CGSA: Class-Guided Slot-Aware Adaptation for Source-Free Object Detection

This paper is the first to introduce Object-Centric Learning (Slot Attention) into Source-Free Domain-Adaptive Object Detection (SF-DAOD). It extracts domain-invariant object-level structural priors via a hierarchical slot-aware module and drives domain-invariant representations through class-guided contrastive learning, achieving substantial improvements over existing methods across multiple cross-domain benchmarks.

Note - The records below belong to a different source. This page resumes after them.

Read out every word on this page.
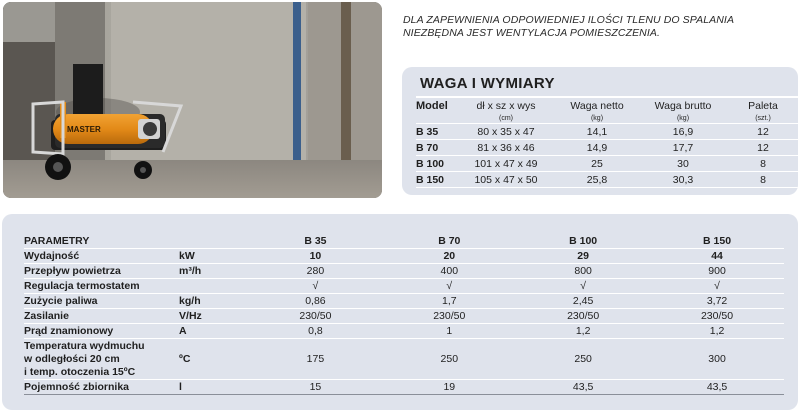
MASTER
DLA ZAPEWNIENIA ODPOWIEDNIEJ ILOŚCI TLENU DO SPALANIA
NIEZBĘDNA JEST WENTYLACJA POMIESZCZENIA.
WAGA I WYMIARY
Model	dł x sz x wys	Waga netto	Waga brutto	Paleta
	(cm)	(kg)	(kg)	(szt.)
B 35	80 x 35 x 47	14,1	16,9	12
B 70	81 x 36 x 46	14,9	17,7	12
B 100	101 x 47 x 49	25	30	8
B 150	105 x 47 x 50	25,8	30,3	8
PARAMETRY		B 35	B 70	B 100	B 150
Wydajność	kW	10	20	29	44
Przepływ powietrza	m³/h	280	400	800	900
Regulacja termostatem		√	√	√	√
Zużycie paliwa	kg/h	0,86	1,7	2,45	3,72
Zasilanie	V/Hz	230/50	230/50	230/50	230/50
Prąd znamionowy	A	0,8	1	1,2	1,2

Temperatura wydmuchu
w odległości 20 cm
i temp. otoczenia 15ºC	ºC	175	250	250	300
Pojemność zbiornika	l	15	19	43,5	43,5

CORDS: Continuous Representations of Discrete Structures

CORDS is a framework that bijectively maps variable-size discrete sets (detection boxes, molecular atoms) to continuous density and feature fields, enabling models to learn in field space and decode back to discrete sets exactly — without the constraints of fixed slots or padding.

ForestPersons: A Large-Scale Dataset for Under-Canopy Missing Person Detection

ForestPersons is the first large-scale benchmark dataset specifically designed for under-canopy missing person detection in forest environments (96,482 images + 204,078 annotations). By simulating the low-altitude flight perspective of micro aerial vehicles (MAVs) at 1.5–2.0 meters, the dataset covers multi-season, multi-weather, multi-pose, and multi-occlusion-level conditions representative of real search-and-rescue (SAR) scenarios, providing a solid foundation for training and evaluating under-canopy person detection models.

FSOD-VFM: Few-Shot Object Detection with Vision Foundation Models and Graph Diffusion

This paper proposes a training-free few-shot object detection framework that combines three foundation models—UPN, SAM2, and DINOv2—for proposal generation and feature matching, and employs a graph diffusion algorithm to refine confidence scores and suppress fragmented proposals. The method achieves substantial improvements over prior state-of-the-art on Pascal-5i and COCO-20i.

InfoDet: A Dataset for Infographic Element Detection

This paper introduces a large-scale infographic element detection dataset (101,264 infographics, 14.2 million annotations) spanning two major categories—chart elements and human-recognizable objects (HROs)—and proposes a Grounded CoT method that leverages detection results to enhance VLM chart understanding.

Long-Context Generalization with Sparse Attention

This paper proposes ASEntmax (Adaptive-Scalable Entmax), which replaces softmax attention with α-entmax equipped with a learnable temperature. Through both theoretical analysis and empirical evaluation, it demonstrates that sparse attention enables up to 1000× length extrapolation, addressing the attention dispersion problem of softmax under long-context settings.

SPWOOD: Sparse Partial Weakly-Supervised Oriented Object Detection

This paper proposes the SPWOOD framework to jointly address sparse and weak annotation (HBox/Point) in oriented object detection. Through a Self-Adaptive Oriented Detector (SAOD) and a spatial layout learning strategy, SPWOOD achieves near-fully-supervised performance on the DOTA benchmark under a mixed annotation setting (RBox:HBox:Point = 1:1:1).

Traceable Evidence Enhanced Visual Grounded Reasoning: Evaluation and Method

This paper proposes TreeBench (the first traceable visual reasoning benchmark comprising 405 highly challenging VQA pairs, on which OpenAI-o3 achieves only 54.87%) and TreeVGR (a training paradigm that jointly supervises grounding and reasoning via dual IoU reward-based reinforcement learning). A 7B model achieves gains of +16.8 on V*Bench, +12.6 on MME-RealWorld, and +13.4 on TreeBench, demonstrating that traceability is a key driver of visual reasoning advancement.